Même quand j'ai cru avoir trouvé un "lieu d'appartenance" (le Centre de recherche en éthique de l'Université de Montréal, en 2009), ça n'a pas duré. Lorsque son directeur est parti, la directrice qui l'a remplacé m'a fait comprendre que je n'y avais pas ma place (alors que j'y allais pour participer à la vie du Centre sans coûter un cent, et que j'aurais aimé continuer à venir et à m'asseoir sur un strapontin...)
En dehors de quelques-unes de mes années d’études pendant lesquelles je participais (très activement) à un journal critique, anticonformiste, “révolutionnaire” (pensions-nous), je n’ai jamais fait partie d’un groupe de travail qui produise du savoir ou de la réflexion.
Le seul groupe dont j’aie fait partie longtemps, le groupe Balint du Mans, était un groupe de réflexion autour des pratiques et des mécanismes relationnels entre ses membres (soignant·e·s) et leurs patient·e·s.
Nous n’avons pas produit du savoir, même si certains d’entre nous ont écrit à ce sujet (et je pense que je suis celui qui a écrit le plus, parmi nous).
Aujourd'hui, je regrette à la fois de ne pas avoir fait partie d’un “projet de groupe” (comme Michelle Perrot et ses collègues) et de ne jamais avoir produit du savoir.
Pendant toute ma vie, j’ai essentiellement amassé, transcrit, commenté et diffusé le savoir et le ressenti des autres (et un peu le mien, en filigrane). Je voulais appartenir et contribuer. J’ai fait de mon mieux, en solitaire, par solidarité.
Comme l'écrit Frans de Waal à propos des primates -- chimpanzés, gorilles, bonobos -- qui consolent celles et ceux de leurs congénères qui souffrent, faire du bien, ça fait du bien.
Participer au bien commun -- soigner les autres et écrire -- c’est aussi se soigner et écrire pour soi.
Ce n’est pas rien, et j'ai reçu beaucoup de gratifications, mais je n’ai pas le sentiment que beaucoup autour de moi trouvent ça important.
Tout le monde a besoin de reconnaissance. Or, quand on ne fait partie d’aucune institution, d’aucun groupe, d’aucun “cercle”, d’aucun “champ”, il est difficile de sentir la reconnaissance et la communauté.
Et je ne parle pas de récompenses ou d'honneur, mais de ce qui naît des rencontres, des partages, des paroles qui vont et viennent.
D'une reconnaissance au quotidien, comme celle qu’André Loez et ses invité·e·s expriment en direction des “géant·e·s sur les épaules desquelles” ils et elles sont perché·e·s.

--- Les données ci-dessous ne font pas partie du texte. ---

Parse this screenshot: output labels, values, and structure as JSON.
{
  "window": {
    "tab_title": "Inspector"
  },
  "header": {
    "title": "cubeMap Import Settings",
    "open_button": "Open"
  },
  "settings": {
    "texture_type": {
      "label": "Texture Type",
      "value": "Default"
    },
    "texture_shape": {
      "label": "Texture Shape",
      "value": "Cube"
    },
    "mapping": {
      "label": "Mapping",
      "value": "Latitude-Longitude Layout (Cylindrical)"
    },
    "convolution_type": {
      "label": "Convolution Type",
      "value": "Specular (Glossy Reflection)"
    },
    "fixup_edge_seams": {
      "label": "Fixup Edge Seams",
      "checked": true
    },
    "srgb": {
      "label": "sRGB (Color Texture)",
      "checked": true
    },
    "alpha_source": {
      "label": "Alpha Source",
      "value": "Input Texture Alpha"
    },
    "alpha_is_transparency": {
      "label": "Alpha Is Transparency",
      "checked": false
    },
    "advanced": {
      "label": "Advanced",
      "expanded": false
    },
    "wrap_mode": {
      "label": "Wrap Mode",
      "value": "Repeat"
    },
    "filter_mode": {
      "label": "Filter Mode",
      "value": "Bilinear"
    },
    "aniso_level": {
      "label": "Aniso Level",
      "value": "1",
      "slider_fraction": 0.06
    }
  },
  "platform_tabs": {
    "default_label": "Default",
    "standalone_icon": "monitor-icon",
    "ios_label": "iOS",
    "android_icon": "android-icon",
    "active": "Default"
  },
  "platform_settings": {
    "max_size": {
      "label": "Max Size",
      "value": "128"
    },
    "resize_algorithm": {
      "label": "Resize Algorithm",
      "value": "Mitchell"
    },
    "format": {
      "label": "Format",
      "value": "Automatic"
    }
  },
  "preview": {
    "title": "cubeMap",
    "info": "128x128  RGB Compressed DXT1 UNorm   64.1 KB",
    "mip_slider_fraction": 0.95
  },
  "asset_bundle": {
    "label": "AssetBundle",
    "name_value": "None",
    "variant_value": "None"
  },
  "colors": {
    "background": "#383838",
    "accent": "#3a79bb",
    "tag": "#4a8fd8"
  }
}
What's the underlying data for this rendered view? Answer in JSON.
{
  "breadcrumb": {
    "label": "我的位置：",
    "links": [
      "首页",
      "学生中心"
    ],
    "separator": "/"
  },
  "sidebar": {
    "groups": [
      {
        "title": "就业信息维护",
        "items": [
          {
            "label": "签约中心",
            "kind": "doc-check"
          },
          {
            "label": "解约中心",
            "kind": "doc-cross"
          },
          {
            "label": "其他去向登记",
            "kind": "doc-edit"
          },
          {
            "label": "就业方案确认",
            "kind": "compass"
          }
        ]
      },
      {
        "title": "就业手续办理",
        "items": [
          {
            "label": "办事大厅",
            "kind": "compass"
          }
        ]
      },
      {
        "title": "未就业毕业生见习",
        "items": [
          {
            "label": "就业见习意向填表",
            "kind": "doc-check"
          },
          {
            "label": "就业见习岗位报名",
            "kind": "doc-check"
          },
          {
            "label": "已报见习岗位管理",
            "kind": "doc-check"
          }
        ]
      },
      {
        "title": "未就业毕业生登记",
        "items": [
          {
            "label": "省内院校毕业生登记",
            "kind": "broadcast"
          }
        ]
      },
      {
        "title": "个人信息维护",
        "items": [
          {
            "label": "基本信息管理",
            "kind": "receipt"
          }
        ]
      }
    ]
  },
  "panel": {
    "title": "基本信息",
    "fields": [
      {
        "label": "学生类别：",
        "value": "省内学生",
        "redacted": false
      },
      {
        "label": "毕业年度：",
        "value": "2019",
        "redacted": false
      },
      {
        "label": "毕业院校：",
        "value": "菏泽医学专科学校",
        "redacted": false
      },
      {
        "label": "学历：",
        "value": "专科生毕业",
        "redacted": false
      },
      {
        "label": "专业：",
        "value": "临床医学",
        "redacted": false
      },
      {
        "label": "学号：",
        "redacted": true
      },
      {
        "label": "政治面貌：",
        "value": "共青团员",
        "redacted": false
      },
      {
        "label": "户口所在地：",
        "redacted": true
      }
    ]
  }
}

Cette appartenance-là me manque profondément.
Ne pas savoir (ne pas lire, ne pas entendre) quelle place (if any) j’occupe dans le ciel-puzzle du soin et de la fiction, au milieu d’autres pièces de puzzle, c’est ce qui m’attriste le plus.

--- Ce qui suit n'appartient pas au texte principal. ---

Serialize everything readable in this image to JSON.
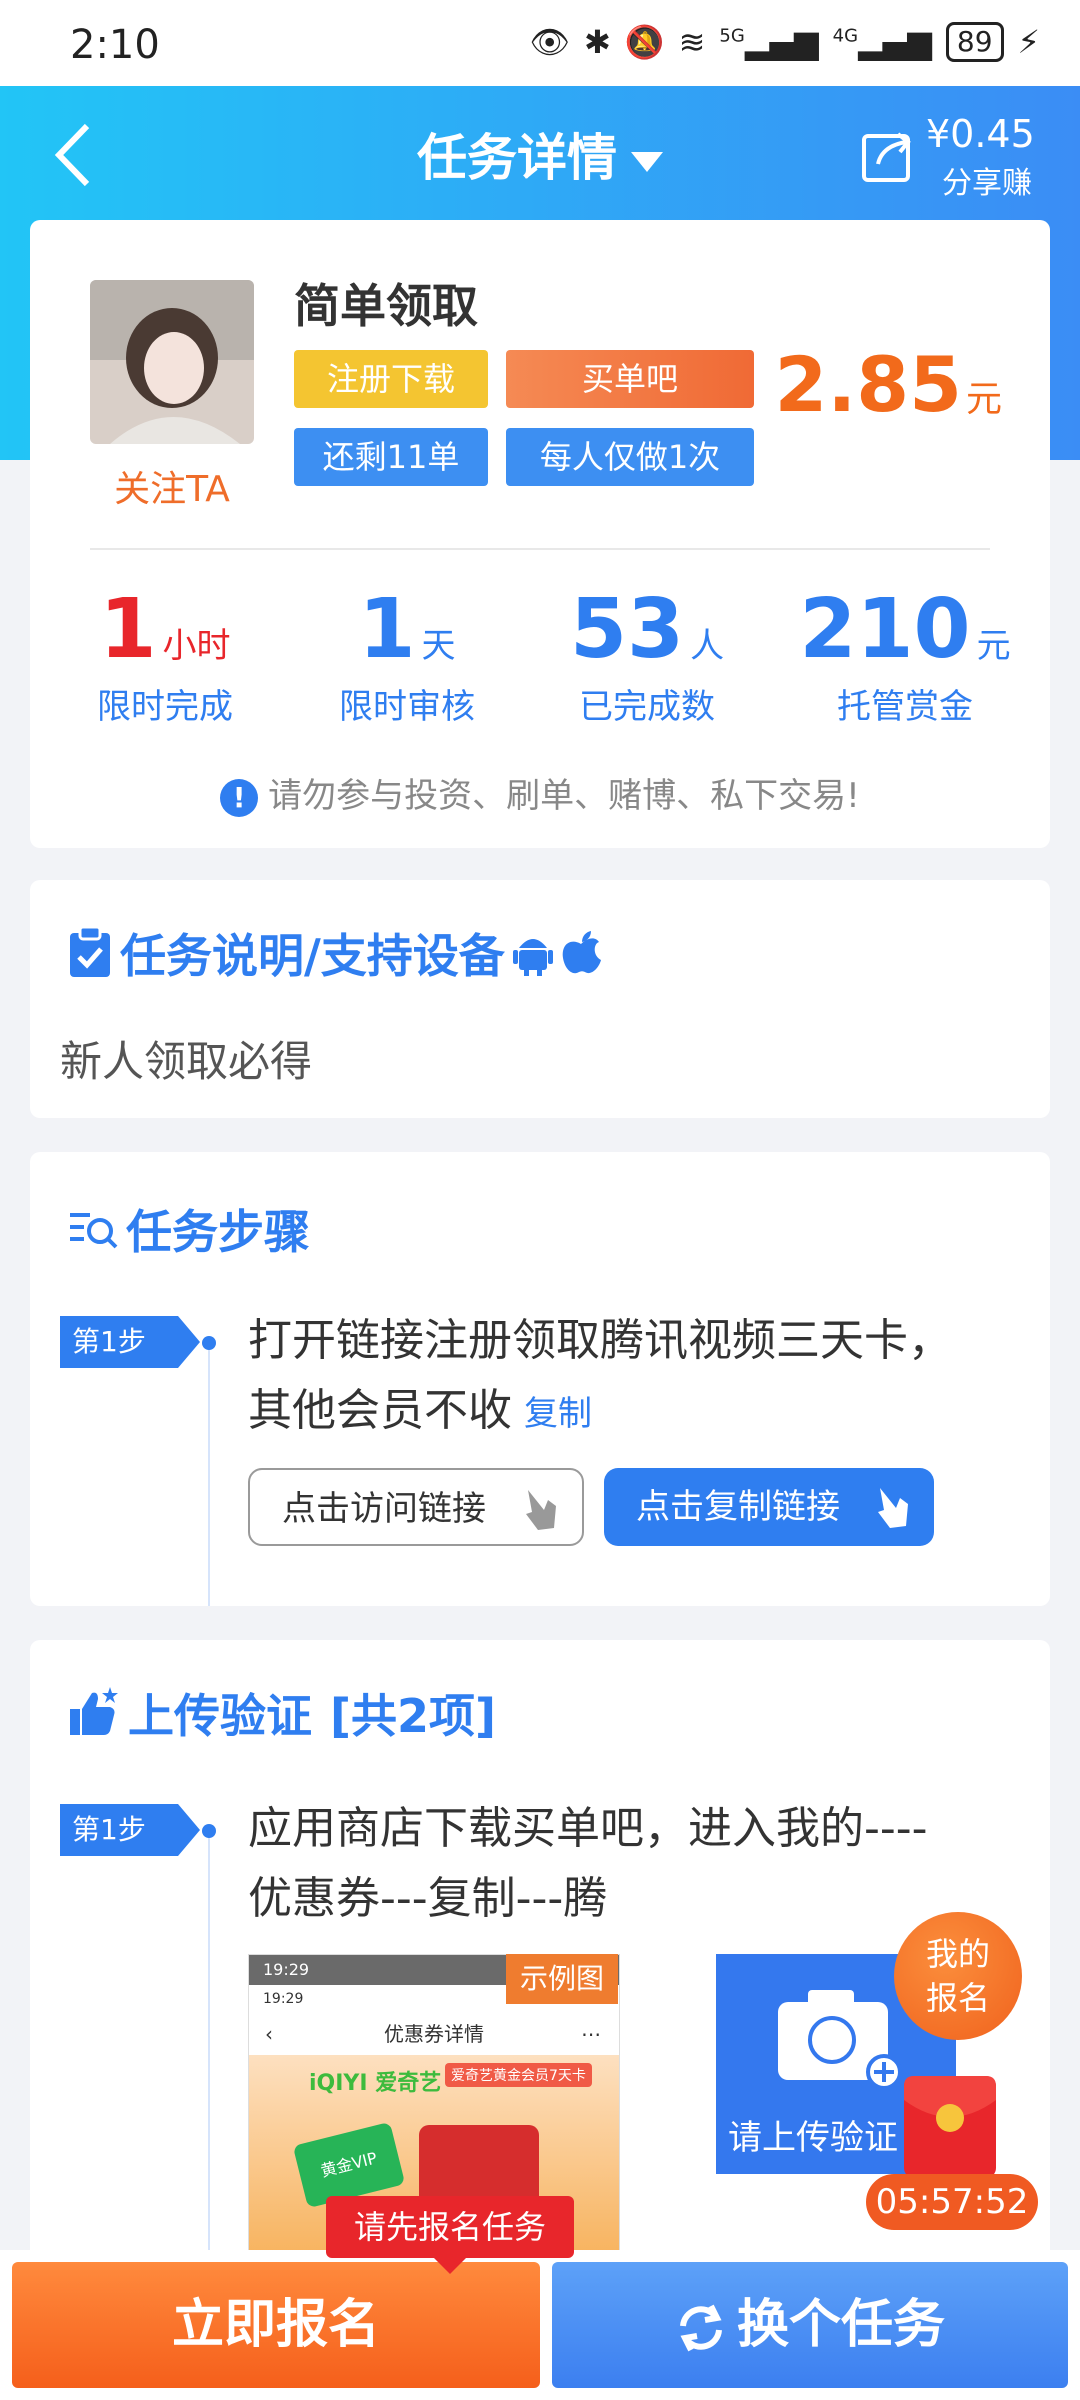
{
  "status": {
    "time": "2:10",
    "battery": "89",
    "net1": "5G",
    "net2": "4G"
  },
  "header": {
    "title": "任务详情",
    "share_amount": "¥0.45",
    "share_label": "分享赚"
  },
  "task": {
    "name": "简单领取",
    "follow": "关注TA",
    "tags": [
      "注册下载",
      "买单吧",
      "还剩11单",
      "每人仅做1次"
    ],
    "price": "2.85",
    "price_unit": "元",
    "stats": [
      {
        "value": "1",
        "unit": "小时",
        "label": "限时完成"
      },
      {
        "value": "1",
        "unit": "天",
        "label": "限时审核"
      },
      {
        "value": "53",
        "unit": "人",
        "label": "已完成数"
      },
      {
        "value": "210",
        "unit": "元",
        "label": "托管赏金"
      }
    ],
    "warning": "请勿参与投资、刷单、赌博、私下交易!"
  },
  "description": {
    "title": "任务说明/支持设备",
    "text": "新人领取必得"
  },
  "steps": {
    "title": "任务步骤",
    "step_label": "第1步",
    "text_line1": "打开链接注册领取腾讯视频三天卡，",
    "text_line2": "其他会员不收",
    "copy": "复制",
    "visit_btn": "点击访问链接",
    "copy_btn": "点击复制链接"
  },
  "upload": {
    "title": "上传验证",
    "count": "[共2项]",
    "step_label": "第1步",
    "text_line1": "应用商店下载买单吧，进入我的----",
    "text_line2": "优惠券---复制---腾",
    "example_tag": "示例图",
    "upload_label": "请上传验证",
    "shot": {
      "time": "19:29",
      "header": "优惠券详情",
      "brand": "iQIYI 爱奇艺",
      "promo": "爱奇艺黄金会员7天卡",
      "vip": "黄金VIP"
    }
  },
  "float": {
    "my_signup_line1": "我的",
    "my_signup_line2": "报名",
    "timer": "05:57:52"
  },
  "bottom": {
    "tooltip": "请先报名任务",
    "signup": "立即报名",
    "switch": "换个任务"
  }
}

Je suis une pièce (de puzzle) flottante. J’aurais aimé me lier à d’autres.
Mes livres ont du sens pour moi. Mais s’ils n’en ont que pour moi et de manière ponctuelle pour les individus isolés qui me manifestent leur sympathie, ça ne suffit pas à me faire sentir qu’ils ont eu une importance ou un sens au-delà de ma perception minuscule.
Ou, pour le formuler dans des termes qui me viennent plus facilement en anglais :
I know I made a difference. But I don't feel it.
Je sais que j'ai été utile, mais je ne le sens pas.
Mais ça vient peut-être de moi, d'une sorte d'incapacité à percevoir, comme on peut ne pas percevoir toutes les couleurs ou (comme ça m'arrive de plus en plus) ne pas entendre tous les sons.
Et je n’écris pas ceci pour qu’on me console, je n’écris pas ça pour qu’on me rassure ni même qu’on me réponde, j’écris ça parce que c’est ce que je ressens, et parce que j’ai besoin de mettre ma tristesse en mots, pour qu’au moins elle ne soit pas seulement un sentiment confus, pénible, un goût amer dans la bouche, la gorge qui se serre, les larmes qui montent, mêlées au sentiment de solitude, d’incomplétude, d’incompétence, et à la honte de me plaindre la bouche pleine.
Parce que c'est le genre de chose que j'ai écrites dans mon journal quand j'étais adolescent.
Pour avoir le sentiment, en lisant les mots que je venais d'écrire, les sentiments que je venais de transcrire, que ce que je ressentais existe et ne restait pas lettre morte.
M. W.
PS : Et peut-être que je m'autorise à m'épancher parce que notre chienne Zoé est morte lundi dernier... Et oui, je vais écrire à ce sujet, parce que le chagrin est grand.